As severe weather and flooding wreaked havoc across the Midlands during the October 2015 flood, a small, dedicated team of Richland County Utilities employees worked tirelessly around the clock to ensure its 12,000 customers never lost water service. These dependable workers manage the County’s four water systems and three wastewater treatment plants seven days a week, 365 days a year, and their commitment to providing quality, uninterrupted service during emergency situations is proven – though sometimes taken for granted.
“People often turn on a faucet, never quite realizing the efforts that go in to providing that clean water,” said Richland County Utilities Director Shahid Kahn. “We’ve come to expect water and sewer systems to be a natural part of everyday life and forget that behind the scenes are very hardworking men and women making sure those services are available, and safe.”
The Utilities department’s employees specialize in various fields that function together to keep the complex water systems operational and keep water clean and healthy. The County is seeking additional engineers, maintenance technicians and site coordinators to join the ranks, and professionals with varying backgrounds, from skilled labor to engineering, are encouraged to apply to fill these important roles. Whether operating light and heavy equipment, taking and testing water samples or repairing and replacing pipes, valves and pumps, all Utilities positions require training and compliance with safety standards, and some require state-issued licensure.

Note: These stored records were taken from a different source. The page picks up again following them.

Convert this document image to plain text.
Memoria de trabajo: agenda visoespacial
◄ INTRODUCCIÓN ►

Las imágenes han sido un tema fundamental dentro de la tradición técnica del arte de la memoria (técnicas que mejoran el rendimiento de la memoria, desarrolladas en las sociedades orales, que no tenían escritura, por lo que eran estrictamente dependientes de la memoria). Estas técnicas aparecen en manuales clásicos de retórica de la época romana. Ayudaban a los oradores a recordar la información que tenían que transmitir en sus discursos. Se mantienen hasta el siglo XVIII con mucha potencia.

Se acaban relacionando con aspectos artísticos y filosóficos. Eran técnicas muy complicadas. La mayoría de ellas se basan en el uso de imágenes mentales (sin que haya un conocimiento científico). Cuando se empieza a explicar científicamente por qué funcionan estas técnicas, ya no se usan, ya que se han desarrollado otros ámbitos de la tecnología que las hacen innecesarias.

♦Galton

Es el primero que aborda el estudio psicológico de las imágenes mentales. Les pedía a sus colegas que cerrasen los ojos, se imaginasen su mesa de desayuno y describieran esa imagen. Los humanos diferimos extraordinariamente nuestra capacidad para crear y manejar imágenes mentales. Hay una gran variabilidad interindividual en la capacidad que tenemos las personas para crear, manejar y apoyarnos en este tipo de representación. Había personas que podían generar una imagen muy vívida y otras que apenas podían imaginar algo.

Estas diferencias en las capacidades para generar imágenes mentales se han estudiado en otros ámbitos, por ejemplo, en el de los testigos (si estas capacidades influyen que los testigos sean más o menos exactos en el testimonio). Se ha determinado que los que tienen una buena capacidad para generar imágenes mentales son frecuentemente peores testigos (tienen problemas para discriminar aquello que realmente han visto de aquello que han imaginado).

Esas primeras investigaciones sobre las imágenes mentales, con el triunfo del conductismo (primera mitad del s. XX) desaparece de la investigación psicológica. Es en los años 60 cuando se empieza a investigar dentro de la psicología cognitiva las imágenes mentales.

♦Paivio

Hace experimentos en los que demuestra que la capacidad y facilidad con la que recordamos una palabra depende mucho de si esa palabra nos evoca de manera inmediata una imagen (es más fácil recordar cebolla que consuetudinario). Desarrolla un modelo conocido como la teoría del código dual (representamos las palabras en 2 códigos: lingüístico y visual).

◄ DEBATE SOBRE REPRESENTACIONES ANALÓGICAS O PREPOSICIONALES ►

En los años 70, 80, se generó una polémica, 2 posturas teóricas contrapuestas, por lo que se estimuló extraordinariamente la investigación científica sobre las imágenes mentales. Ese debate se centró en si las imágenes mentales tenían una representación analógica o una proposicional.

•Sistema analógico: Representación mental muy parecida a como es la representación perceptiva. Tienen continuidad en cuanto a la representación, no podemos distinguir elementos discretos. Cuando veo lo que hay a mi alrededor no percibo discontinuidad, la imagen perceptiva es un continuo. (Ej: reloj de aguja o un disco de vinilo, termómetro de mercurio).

Like any public service profession, a career in utilities can be challenging and emergency situations can happen at any time. But Kahn and his staff take pride in the significance of their work.
“It’s satisfying to know we perform an excellent service for our customers, as well as the environment,” said Operations Superintendent Charles Shugart. “And there are always a variety of activities that make the work we do interesting.”
The County’s water systems and wastewater treatment plants are operated in accordance with strict human and environmental health regulations. Both drinking water and treated water that’s discharged into local waterways is tested regularly to ensure it meets safety requirements.
Richland County Utilities workers receive training from state and national agencies and, as County employees, are eligible for health and life insurance, paid holidays and contributions to the state retirement system. Those interested in applying can find more information by visiting rcgov.us and clicking “Careers” at the top of the page.
Kahn looks forward to welcoming new employees to his Utilities team, which provides such a fundamental necessity to thousands of residents and businesses.
“Clean water is a basic building block of life,” Kahn said. “There’s a great responsibility and a great reward in being a part of the system that provides it.”